Nevertheless, the fact that passenger drones will become mass-marketed in the near future is questioned in the report:
“If VTOLs are expensive, then the market size will be limited due to poor value for consumers, which feeds back to further limit vehicle production. This snowballs into VTOLs being a cottage industry for the wealthy not unlike Lamborghinis. Although helicopters have existed for decades, their commercial appeal has not grown to the point of breaking out of the low production and high vehicle cost cycle. In fact, global non-military rotorcraft production is projected to total just 1,050 in 2016.”
© Ehang Inc.
The Ehang 184, a single-passenger, four-rotor, autonomous drone, was tested in Dubai’s sky early 2017. Matt Al Tayer, head of the city’s Roads and Transportation Authority, said they found the Chinese drone to be safe and satisfactory. The Ehang 184 is to be part of Dubai’s futuristic transport system which aims for 25% of all vehicles to be automated by 2030, and for a Hyperloop to link Dubai to Abu Dhabi.
But Ehang doesn’t just plan to transport VIP passengers in a rich emirate. They recently signed a $1 billion deal with Maryland based Lung Biotechnology to help automate organ transplant delivery. Speeding up the transport of organs and doctors to patients who need immediate surgery could help save some of the 22 Americans who die daily waiting for a donor.
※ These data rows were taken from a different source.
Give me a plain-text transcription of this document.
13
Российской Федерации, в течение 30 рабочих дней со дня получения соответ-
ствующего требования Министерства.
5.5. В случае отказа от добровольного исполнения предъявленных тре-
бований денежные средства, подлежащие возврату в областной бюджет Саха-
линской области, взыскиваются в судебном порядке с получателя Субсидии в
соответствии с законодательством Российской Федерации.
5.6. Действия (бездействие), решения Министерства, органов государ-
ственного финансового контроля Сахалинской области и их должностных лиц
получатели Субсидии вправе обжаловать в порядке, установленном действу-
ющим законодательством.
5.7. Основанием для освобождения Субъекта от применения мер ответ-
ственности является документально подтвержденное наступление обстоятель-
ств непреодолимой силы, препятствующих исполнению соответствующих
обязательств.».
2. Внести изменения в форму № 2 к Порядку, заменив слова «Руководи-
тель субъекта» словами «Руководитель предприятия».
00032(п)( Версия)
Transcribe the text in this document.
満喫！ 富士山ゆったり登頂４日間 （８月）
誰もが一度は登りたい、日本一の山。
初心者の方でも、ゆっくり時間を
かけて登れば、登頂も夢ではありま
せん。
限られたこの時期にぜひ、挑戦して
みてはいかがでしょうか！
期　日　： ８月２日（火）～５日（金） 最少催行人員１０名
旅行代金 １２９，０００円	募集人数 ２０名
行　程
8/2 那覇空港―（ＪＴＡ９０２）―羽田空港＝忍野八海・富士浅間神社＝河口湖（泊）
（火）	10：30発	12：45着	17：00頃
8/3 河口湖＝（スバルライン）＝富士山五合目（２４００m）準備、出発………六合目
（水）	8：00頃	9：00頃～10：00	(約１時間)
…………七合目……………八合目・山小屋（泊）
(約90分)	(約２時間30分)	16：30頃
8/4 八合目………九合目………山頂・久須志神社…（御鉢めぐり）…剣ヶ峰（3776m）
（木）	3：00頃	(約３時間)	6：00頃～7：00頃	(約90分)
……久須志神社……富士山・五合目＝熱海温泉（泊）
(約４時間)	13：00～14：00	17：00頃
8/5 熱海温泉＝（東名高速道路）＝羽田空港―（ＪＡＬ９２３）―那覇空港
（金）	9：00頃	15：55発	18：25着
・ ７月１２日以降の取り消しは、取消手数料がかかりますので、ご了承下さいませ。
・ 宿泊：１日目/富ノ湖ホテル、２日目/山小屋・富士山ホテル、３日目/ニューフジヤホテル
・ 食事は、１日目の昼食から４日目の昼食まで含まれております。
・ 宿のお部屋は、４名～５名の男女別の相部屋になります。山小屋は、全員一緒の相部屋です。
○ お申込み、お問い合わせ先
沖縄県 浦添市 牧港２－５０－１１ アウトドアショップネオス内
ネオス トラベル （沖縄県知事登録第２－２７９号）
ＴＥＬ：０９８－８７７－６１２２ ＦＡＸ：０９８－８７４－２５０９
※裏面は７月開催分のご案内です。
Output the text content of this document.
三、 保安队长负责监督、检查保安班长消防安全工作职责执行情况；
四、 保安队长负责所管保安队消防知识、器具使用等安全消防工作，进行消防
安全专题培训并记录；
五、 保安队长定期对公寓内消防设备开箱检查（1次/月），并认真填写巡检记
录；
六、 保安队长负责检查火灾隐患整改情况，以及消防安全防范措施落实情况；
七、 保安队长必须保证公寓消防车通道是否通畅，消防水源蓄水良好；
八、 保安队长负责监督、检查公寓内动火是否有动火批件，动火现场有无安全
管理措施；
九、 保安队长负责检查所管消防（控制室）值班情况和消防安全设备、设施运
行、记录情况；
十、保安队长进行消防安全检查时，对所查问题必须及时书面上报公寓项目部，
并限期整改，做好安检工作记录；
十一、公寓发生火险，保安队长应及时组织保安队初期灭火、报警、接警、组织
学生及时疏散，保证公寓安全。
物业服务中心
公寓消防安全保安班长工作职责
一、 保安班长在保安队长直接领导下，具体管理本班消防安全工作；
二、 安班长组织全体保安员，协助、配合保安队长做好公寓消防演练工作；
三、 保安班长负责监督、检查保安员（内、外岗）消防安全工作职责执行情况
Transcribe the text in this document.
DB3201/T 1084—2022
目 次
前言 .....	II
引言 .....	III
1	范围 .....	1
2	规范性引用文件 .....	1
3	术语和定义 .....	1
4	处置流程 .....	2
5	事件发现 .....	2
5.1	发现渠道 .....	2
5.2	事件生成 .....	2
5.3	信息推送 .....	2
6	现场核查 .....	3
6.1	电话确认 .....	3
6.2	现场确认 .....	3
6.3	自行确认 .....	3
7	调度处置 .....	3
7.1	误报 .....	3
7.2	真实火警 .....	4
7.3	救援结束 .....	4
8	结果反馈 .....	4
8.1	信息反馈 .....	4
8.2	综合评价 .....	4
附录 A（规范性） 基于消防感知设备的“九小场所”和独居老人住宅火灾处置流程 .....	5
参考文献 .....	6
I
Other names you may come across include:
- AirQuadOne, a manned flying quad developed by the European consortium Neva Aerospace
- The Lilium Jet, a VTOL drone equipped with three electric jets which can fly at 300 km/h and carry up to 5 passengers. A 20 km trip should take only 5 minutes and cost $36 initially and $6 on the long-term.
- Aurora’s eVTOL, an autonomous drone scheduled to start testing in 2020 in Dallas and Dubai
- Hoversurf Scorpion, which merges a standard motorbike design with drone quadcopter technology
- Sky Drive, a flying and driving car, developed by Cartivator, which is expected to take its first test flight in 2019. Toyota has invested several hundred thousand dollars in the project and hopes it will be ready in time to light the torch at the opening ceremony of the 2020 Olympic games in Tokyo.
- The Volocopter 2X, a manned VTOL drone, which automobile firm Daimler has invested in, and which will begin testing in Dubai at the end of this year
Safety and regulation
If cities like Dubai and Singapore plan to have drones conquering their skies by 2030, there are still many safety and regulation issues to be dealt with.
Can artificial intelligence really manage fleets of autonomous air vehicles safely and deal with unexpected events? Several research teams are working on this question, including one at MIT’s Computer Science and Artificial Intelligence Laboratory (CSAIL). They developed a multi-robot path planning algorithm able to control eight flying and driving drones around a mock-up city, while ensuring they don’t crash into each other or enter no-fly zones. But applying this to real life will be far more complex.
What about regulatory infrastructure? In the States, the Federal Aviation Administration (FAA) has not issued guidance on passenger drones yet. But the rules they are currently establishing with NASA to manage smaller delivery and emergency drones could be tailored to fit passenger drone fleets. Most experts believe this aspect of air mobility will be the one to hold its development back for some time.
The final question everyone has in mind is: will urbanites accept passenger drones? Well, that’s really up to you.